The Honolulu Star-Advertiser ran an interview with Ha in the February 27, 2015 edition. While not specifically referring to Transition with a capital T, Ha addresses many Transition issues: peak oil, local control, alternative energy, local agriculture, and challenges faced by young farmers.
We have excerpted several passages. The full article is available to subscribers by logging in.
February 27, 2015
The Hawaii island farmer is an outspoken advocate for sustainable energy
by Vicki Viotti
"Back around 2005, 2006, 2007, we started noticing our input costs were going up. It didn't take us long to figure out that it's all related to oil. That's why I went to the first Association for the Study of Peak Oil conference [in 2007].
"...if you look at it on your financial statement, and just look for utilities cost, or fuel, that's not all the effect of oil price. Petroleum prices affect the price of everything, because it's plastics and everything.
"I've been to five of these oil conferences ... and as I started to get into it I realized it's a lot more complicated than I thought. It involved oil, and next it involved natural gas. And the characteristic of natural gas is that the natural gas wells deplete in five years.
"The big oil boom we had, the shale oil boom we had from 2008 to now, is made up of a whole bunch of small wells to produce the amount that we do. But it depletes so quickly that we gotta replace 40 percent of it, just to stay even.
"But the problem after that is, how much oil and gas do we actually have? And some credible studies say we don't really have that much. We think we do, and we're the Saudi America. And I worry, because we are so vulnerable here in Hawaii. So we've got to hedge our bets.
"...Kauai Island Utility Cooperative. They came over and gave a briefing.
And the people decided, wow, that's kind of interesting, because Kauai had been actually able to get their electricity rates to go down over the 12-year period. Everyone else went up. On top of it ... it's a co-op, so the people own the utility. And if the utility makes money, the people get the rebate. ... So people thought, "Why don't we just look at that option?"
"The issue is, if we did not look into it and prepare, so that if the opportunity arose we could make an offer, we would never be in the game. We could never exercise the option.
"I was the only person to have gone to five peak-oil conferences for all of Hawaii. So, I felt an obligation to kind of say what I had heard, and warn people. So I kind of was stuck with the kuleana, they say, eh? Responsibility. I didn't really want to do this. I was just minding my own business before this happened.
"You know what happens when you go to five? Over a period of time you get to see who said what, and you get to see who's credible and not. And if you're an observer and trying to figure out motivation, pretty soon a pattern starts to evolve. And then you can feel more confident that what you think is happening is actually happening.

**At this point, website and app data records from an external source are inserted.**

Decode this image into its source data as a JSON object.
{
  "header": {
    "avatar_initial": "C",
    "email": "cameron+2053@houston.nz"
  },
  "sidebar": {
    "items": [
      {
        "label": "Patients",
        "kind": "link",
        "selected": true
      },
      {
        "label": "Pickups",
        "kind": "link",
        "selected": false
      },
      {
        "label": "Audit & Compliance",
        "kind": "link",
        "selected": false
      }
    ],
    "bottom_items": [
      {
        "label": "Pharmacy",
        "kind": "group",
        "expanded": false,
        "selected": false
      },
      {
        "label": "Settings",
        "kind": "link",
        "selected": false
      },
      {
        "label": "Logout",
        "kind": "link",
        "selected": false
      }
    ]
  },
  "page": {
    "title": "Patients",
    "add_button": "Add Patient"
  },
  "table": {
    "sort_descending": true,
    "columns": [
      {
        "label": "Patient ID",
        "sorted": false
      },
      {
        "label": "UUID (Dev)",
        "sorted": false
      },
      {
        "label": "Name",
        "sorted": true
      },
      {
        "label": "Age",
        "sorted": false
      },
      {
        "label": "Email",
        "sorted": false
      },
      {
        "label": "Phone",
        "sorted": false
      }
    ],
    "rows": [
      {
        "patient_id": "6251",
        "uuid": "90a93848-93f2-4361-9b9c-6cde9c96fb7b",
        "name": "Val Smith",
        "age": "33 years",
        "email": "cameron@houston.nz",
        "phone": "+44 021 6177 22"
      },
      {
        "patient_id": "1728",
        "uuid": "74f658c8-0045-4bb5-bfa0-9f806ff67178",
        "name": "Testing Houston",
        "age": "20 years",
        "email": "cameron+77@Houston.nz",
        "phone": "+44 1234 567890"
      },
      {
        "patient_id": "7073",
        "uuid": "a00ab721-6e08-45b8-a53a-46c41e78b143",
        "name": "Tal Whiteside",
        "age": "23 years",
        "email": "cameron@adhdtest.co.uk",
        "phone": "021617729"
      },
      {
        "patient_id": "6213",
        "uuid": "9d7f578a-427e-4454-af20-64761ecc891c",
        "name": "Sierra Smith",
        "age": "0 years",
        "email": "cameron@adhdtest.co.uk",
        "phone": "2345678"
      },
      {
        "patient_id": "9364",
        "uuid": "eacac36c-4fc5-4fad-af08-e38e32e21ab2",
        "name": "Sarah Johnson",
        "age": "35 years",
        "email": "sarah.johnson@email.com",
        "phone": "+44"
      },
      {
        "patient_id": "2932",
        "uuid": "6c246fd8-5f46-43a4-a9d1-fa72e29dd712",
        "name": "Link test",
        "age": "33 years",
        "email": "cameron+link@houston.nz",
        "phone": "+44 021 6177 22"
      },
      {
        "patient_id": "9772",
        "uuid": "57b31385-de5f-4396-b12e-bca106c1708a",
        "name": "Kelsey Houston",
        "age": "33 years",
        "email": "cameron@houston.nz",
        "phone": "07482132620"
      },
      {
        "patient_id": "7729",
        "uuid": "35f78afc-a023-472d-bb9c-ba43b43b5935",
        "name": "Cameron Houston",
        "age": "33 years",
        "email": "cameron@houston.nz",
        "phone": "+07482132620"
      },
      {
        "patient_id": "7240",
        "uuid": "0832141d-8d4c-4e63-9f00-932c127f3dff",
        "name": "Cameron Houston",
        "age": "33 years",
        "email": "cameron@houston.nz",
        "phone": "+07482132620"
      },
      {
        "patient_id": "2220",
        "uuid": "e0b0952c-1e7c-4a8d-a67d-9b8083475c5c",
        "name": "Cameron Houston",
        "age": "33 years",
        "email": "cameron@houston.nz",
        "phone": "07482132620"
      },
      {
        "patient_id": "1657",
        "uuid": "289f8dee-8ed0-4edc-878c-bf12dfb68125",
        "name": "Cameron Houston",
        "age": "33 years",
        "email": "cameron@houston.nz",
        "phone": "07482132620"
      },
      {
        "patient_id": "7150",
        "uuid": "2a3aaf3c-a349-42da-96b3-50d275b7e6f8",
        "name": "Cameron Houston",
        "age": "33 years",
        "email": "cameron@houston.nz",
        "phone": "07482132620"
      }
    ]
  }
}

"I think ag and energy are inextricably entwined. I see so many young folks want to get into agriculture. I mean, everybody's talking about school-to-farm programs, and all kinds of stuff.
"But then when you look at how many young folks are going into farming -- and I kind of know how hard it is to be successful in farming -- I see they're having a hard time making money.
"My basic idea is that, if we are looking for food sustainability, it's about farmers farming. And I would say if the farmers make money, the farmers will farm.
"What has happened, in my mind, is that oil prices quadrupled in the last 10 years, and we have not seen the consequences of that."